I bought a warranty with my 05 Tahoe from a dealership for the first time ever and I feel like I made a huge mistake. My car was hit by lightening (I know, crazy isn’t it) and the dealership replaced everything electronic. The warranty company was a huge pain in the (insert body part)and made everything as difficult as imaginable. My insurance company ended up paying for it and I will never buy another aftermarket warranty.
I know lightening is an act of “god” but because of the warranty company the experience was awful, and it didn’t need to be.

About 10 years ago I was given a free 7yr-70K warranty from Chrysler (in return to make me happy for other problems they caused me).

Anyway, when I had an CV joint axle boot that leaked, they said it wouldn’t cover it because the warranty only covers the boot and not clamps. The leak was due to the clamp not clamping tight enough.

Then, when the water pump seal began to seep, they said it covers water pump leaks but not “seepage” out the weep hole.

So listen to the warnings others are providing when they say that these extended warranties have carefully worded what they will and will not cover. I was amazed when I read through the warranty again in detail - only to realize how much it didn’t cover. And this was a warranty from Chrysler. At least I didn’t pay anthing for it.

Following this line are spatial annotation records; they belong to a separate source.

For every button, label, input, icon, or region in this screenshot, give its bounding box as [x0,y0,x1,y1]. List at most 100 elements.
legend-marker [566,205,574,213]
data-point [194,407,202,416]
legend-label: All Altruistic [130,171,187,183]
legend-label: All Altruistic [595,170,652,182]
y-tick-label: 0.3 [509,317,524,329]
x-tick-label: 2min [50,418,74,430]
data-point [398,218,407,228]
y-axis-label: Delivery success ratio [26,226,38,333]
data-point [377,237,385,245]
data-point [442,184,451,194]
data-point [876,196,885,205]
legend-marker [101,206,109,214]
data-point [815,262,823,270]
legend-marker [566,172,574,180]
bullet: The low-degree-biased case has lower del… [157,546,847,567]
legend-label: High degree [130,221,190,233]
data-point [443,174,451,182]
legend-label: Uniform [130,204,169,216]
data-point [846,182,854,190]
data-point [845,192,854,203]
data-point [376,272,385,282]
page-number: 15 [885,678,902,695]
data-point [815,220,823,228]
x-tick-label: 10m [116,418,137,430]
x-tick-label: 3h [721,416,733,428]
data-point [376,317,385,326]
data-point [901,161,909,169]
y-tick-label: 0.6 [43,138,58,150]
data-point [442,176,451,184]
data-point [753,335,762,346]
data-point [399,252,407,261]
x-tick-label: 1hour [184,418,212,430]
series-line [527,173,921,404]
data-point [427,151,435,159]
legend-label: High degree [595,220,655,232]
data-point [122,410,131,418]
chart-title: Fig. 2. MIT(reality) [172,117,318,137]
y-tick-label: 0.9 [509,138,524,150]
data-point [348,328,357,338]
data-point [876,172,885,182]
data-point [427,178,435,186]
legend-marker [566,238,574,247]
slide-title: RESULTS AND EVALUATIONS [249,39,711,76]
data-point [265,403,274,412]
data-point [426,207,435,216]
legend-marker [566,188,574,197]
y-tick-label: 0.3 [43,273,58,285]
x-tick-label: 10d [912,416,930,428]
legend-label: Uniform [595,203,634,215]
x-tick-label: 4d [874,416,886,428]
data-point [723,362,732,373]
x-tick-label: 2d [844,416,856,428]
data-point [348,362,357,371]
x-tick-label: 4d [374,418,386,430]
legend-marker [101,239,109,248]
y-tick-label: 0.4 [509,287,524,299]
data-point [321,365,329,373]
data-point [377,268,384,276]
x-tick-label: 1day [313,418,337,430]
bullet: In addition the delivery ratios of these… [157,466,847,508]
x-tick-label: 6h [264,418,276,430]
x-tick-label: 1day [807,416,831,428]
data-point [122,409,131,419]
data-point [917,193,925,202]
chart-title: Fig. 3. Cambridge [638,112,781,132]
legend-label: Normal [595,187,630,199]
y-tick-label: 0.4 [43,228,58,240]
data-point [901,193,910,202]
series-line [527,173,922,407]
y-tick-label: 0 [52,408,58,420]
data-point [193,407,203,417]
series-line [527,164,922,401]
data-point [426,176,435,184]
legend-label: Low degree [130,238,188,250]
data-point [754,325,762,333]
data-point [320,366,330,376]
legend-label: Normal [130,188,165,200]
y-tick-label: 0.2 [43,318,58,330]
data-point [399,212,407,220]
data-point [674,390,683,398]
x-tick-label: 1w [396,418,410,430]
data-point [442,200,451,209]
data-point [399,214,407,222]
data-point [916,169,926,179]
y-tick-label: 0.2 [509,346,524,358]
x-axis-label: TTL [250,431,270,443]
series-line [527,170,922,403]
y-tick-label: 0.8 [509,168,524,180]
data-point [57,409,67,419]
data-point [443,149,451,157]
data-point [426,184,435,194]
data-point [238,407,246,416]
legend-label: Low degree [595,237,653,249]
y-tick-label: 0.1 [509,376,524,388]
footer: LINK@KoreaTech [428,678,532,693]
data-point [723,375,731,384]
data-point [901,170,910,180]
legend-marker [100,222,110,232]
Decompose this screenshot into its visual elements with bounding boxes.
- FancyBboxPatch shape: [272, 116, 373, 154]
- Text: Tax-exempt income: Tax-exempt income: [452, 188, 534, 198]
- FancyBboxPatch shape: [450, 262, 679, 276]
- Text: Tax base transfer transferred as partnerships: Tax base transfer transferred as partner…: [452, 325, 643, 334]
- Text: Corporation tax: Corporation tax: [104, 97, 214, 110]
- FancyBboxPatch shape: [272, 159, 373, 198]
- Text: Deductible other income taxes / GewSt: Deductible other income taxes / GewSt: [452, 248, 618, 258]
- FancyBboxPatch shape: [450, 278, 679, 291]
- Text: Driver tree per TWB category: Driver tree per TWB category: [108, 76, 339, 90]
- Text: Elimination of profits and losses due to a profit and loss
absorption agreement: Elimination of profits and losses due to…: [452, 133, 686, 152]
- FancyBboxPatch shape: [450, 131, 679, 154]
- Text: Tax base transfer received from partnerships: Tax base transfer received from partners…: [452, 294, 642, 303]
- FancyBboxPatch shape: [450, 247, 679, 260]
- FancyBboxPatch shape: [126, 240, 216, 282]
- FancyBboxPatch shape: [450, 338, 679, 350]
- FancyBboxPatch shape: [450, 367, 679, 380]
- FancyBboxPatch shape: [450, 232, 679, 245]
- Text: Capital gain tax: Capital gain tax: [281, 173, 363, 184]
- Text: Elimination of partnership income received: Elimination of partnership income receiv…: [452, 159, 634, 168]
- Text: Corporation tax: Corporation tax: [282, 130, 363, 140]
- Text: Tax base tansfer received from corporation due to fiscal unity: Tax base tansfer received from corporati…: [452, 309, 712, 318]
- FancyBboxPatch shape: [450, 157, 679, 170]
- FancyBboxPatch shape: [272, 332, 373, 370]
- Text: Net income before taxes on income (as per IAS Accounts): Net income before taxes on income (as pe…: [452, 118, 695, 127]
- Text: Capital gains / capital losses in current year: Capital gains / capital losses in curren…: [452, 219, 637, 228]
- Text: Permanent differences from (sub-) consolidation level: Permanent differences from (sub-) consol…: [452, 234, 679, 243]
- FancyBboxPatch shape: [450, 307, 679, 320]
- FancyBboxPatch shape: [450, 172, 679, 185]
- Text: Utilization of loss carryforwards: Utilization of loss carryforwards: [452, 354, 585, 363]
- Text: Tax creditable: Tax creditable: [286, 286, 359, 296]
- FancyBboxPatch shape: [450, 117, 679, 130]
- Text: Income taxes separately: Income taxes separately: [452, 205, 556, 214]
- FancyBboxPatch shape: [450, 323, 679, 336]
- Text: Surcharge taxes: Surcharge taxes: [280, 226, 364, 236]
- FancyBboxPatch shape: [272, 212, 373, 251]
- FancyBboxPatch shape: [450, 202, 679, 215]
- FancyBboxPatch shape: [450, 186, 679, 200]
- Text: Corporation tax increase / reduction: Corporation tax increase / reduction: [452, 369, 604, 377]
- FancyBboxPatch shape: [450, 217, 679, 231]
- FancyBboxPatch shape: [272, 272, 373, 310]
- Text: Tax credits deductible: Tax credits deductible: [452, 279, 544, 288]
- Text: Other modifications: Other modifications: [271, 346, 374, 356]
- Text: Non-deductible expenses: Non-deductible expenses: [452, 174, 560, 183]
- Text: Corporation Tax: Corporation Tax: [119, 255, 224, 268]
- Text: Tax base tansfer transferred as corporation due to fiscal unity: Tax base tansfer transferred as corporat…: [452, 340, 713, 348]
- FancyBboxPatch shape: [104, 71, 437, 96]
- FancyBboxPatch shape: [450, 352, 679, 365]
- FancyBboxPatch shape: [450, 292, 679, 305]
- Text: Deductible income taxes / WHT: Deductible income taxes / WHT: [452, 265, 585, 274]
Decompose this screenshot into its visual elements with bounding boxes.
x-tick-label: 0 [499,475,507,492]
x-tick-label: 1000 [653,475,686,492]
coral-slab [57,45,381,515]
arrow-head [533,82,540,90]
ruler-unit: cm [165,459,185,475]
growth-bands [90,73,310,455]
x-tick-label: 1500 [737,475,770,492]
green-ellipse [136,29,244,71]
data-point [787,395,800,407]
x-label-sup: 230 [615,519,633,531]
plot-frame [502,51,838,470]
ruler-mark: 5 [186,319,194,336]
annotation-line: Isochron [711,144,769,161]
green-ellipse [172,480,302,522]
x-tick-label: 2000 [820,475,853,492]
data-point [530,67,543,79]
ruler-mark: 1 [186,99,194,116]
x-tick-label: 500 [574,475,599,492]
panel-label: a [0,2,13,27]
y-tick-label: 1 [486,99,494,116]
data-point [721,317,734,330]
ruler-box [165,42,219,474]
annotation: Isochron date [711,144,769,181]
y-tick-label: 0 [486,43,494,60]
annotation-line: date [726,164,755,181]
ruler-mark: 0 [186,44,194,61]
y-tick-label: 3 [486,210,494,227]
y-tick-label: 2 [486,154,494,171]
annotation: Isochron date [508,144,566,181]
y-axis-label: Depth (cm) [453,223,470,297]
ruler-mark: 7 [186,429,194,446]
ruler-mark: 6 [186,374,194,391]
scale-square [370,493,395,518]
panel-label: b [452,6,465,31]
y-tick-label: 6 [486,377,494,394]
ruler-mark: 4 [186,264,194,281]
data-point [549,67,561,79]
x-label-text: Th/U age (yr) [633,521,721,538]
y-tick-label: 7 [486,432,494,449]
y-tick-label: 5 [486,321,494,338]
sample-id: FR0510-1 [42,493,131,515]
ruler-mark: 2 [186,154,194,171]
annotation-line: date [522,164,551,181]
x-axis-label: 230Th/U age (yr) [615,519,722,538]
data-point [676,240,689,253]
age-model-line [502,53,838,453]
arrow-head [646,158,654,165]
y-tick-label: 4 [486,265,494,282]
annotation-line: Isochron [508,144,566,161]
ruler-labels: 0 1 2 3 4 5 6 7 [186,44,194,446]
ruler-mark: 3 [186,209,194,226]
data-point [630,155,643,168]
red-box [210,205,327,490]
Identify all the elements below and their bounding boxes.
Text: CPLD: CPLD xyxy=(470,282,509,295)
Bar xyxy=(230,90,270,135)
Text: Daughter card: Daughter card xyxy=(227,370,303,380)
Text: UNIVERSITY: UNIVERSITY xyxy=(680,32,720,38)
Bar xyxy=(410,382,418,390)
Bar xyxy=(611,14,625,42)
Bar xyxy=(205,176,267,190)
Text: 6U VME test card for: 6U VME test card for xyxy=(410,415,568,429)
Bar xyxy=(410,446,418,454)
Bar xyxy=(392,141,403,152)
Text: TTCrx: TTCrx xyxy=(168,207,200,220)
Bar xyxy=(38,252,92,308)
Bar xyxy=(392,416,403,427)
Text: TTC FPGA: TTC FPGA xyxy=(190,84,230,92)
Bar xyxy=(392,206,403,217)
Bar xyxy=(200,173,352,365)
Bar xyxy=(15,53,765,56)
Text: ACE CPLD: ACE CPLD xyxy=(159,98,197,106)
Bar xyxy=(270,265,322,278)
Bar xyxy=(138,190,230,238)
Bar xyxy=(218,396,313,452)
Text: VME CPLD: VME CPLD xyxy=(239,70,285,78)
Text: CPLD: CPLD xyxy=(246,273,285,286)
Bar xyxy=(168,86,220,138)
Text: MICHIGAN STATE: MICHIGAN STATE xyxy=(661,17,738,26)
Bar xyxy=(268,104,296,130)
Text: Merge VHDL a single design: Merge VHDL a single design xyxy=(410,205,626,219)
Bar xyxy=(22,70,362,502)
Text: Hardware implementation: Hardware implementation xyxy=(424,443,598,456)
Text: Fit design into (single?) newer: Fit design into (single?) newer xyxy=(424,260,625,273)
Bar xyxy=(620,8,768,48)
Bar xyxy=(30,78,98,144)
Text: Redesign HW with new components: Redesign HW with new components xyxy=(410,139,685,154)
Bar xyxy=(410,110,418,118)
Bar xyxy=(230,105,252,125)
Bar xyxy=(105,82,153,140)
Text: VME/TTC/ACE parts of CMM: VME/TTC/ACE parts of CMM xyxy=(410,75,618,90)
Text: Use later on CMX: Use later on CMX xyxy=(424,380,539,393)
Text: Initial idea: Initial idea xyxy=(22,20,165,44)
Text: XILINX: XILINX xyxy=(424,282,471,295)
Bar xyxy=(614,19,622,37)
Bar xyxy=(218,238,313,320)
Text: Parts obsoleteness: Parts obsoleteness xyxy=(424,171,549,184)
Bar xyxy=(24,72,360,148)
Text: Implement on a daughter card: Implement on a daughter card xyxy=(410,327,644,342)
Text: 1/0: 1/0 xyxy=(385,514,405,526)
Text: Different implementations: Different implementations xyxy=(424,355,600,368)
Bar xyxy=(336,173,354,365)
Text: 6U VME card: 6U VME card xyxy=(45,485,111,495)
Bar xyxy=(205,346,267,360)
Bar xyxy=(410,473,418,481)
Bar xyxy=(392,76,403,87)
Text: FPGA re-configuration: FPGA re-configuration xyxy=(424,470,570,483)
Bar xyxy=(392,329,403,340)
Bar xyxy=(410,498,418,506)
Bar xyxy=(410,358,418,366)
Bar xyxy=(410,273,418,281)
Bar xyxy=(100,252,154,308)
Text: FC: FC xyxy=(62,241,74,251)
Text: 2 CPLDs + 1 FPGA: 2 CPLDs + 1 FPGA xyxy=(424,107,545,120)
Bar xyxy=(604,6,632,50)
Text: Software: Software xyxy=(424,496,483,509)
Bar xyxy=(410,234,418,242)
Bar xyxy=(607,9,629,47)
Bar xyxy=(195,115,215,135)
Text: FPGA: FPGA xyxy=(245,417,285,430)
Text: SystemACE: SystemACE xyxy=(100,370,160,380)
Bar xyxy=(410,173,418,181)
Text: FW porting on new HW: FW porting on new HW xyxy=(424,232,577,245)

Well any car can have major expensive repairs.

The profit to the salesman and company is usually over 50%. So for every $1,000 you spend the insurance company has less than $500 to pay for repairs or they will loose money, something insurance companies do not do. Some peop;le will get nothing back and some will get a lot more than they pay.  Most will get far less. In addition you need to keep in mind that the insurer has worded it to eliminate as many expensive things as they can.

Remember that the seller is out to make money and they get to write the rules and set the price.  They are not going to sell them at a loss so one way or another they are going to have you pay more than they will pay out.  

Would you gamble with a car dealer who gets to set all the rules and knows all the odds?   

Your decision has to do with the value of the piece of mind it gives you. If that is worth the cost then buy it. Don't expect it to cover everything however, most are written to keep cost down and exempt what they know will cost them money.